Rife with winter birds who were too busy to pose for photos, I heard the staccato rattle of and observed my first Sage Wren (Cistothorus platensis) ever, several sparrows that I could not identify because they wouldn't sit still long enough for me to ponder, Phoebes, and more Northern Cardinals than I've ever seen in one place before.  The Park Rangers told me that earlier in the morning the trails were full of kinglets. 

A week exploring the abundance of this park on my own and at my leisure should be lots of fun.  Hopefully I will have more pictures to share!

Speaking of sharing, one of my favorite Texas blogs can be found by clicking right HERE.  Kay does an amazing job photographing and sharing information about all of the South Texas specialty birds that frequent her property.  You'll be so envious!

And for more Scenic Sunday posts, just click HERE!  It's as easy as that!

Scenic Sunday

16 comments:

Stephanie said...

I love the gnarled tree roots. Reminds me of the banyan trees in Hawaii. Looks like a beautiful day to spend outdoors, unlike Ohio where it's 25*.

KaHolly said...

Stephanie, we were blessed with 80 degree weather! Thanks for stopping by! ~karen

Linda Reeder said...

I love those wonderful root structures. Big, old trees area passion of mine, wherever they may be found. Even Texas :-)

NatureFootstep said...

those trees are amazing. It is notfair really that you have such nice weather. :) We do have cold as you saw on my iceroses. Your coment made me smile. :)

But the ice roses was last weeks entry. :)
If you want to finden me easily, put me on your bloglist. :)
Have a great week.

Just Ramblin' said...

I'm envious of your beautiful weather and the thought of camping and exploring the area. Love the pictures of the trees and their root structure. Today we have cold weather and a temperature inversion. I miss the sunshine. So, enjoy that lovely state park and sunshine. Nola

Carrie P. said...

those trees are art. amazing.
I went to see the wren and hear its voice and then I went to hear the other related wrens and their voices. so neat. thanks for sharing.

Linda said...

Thanks for sharing some of Texas with us. I've been to the Hill Country, but never to that park. Oh, but I've seen "The Senator" tree in Florida! Isn't nature wonderful?! I love seeing other parts of the US and the world. Continue to enjoy, remembering us who are shivering up north. Linda in Iowa, where it's 18* and flurrying at the moment.

walk2write said...

Isn't it wonderful to explore the wetlands at this time of year? No mosquitoes to bug you, and it's possible to get up close and personal with the trees. Where we hike, the cypress trees live alongside tupelo gum trees, which are just as massive or more so than the cypress. Are you feeling any effects of that arctic blast? We finally had to turn on the heat and leave the windows closed.

Gary said...

Not only interesting trees but a great site in all. Boom & Gary Of The Vermilon River.

Randi said...

What a beautiful parc! I have never seen such enormous cypress trees! The twisted roots are spectacular!!! Thanks for sharing this!

Tricia said...

My goodness, the cypress tress are beautiful & quite large... gnarly! LoL!

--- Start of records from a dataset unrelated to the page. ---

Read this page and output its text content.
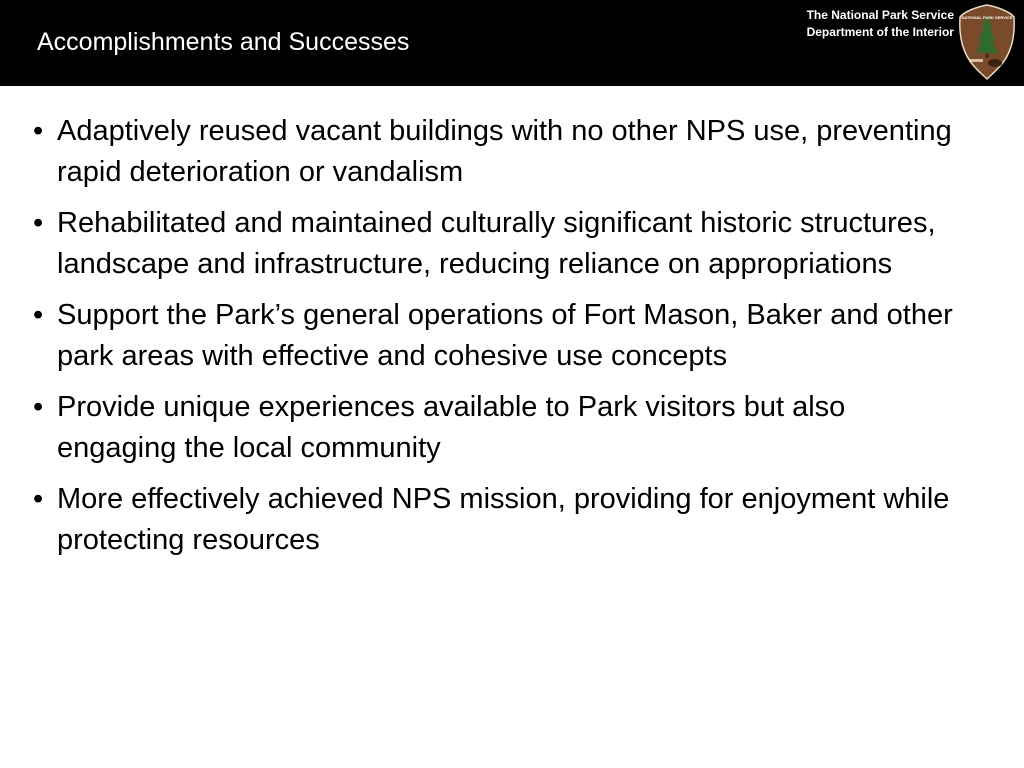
Accomplishments and Successes
The National Park Service
Department of the Interior
NATIONAL PARK SERVICE
• Adaptively reused vacant buildings with no other NPS use, preventing rapid deterioration or vandalism
• Rehabilitated and maintained culturally significant historic structures, landscape and infrastructure, reducing reliance on appropriations
• Support the Park’s general operations of Fort Mason, Baker and other park areas with effective and cohesive use concepts
• Provide unique experiences available to Park visitors but also engaging the local community
• More effectively achieved NPS mission, providing for enjoyment while protecting resources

Thanks so much for stopping by & commenting on my blog... join in if you have a barn pic to post! =)

EG Wow said...

This sounds like a wonderful place to enjoy watching birds. Wiah I were there, though I will also enjoy the winter birds here. :)

The above-ground tree roots are amazing!

kasthurirajam said...

wow.........Beautiful shots

Audrey said...

Beautiful photos!! All you would see out here right now is snow, though that is quite lovely too sometimes :)

Denise said...

What a fantastic place that is Karen, all your photos are lovely. I especially liked the one in the collage where that huge tree is reflected in the water, but I enjoyed them all.

This Is My Blog - fishing guy said...

Karen: Wonderful captures of those neat trees.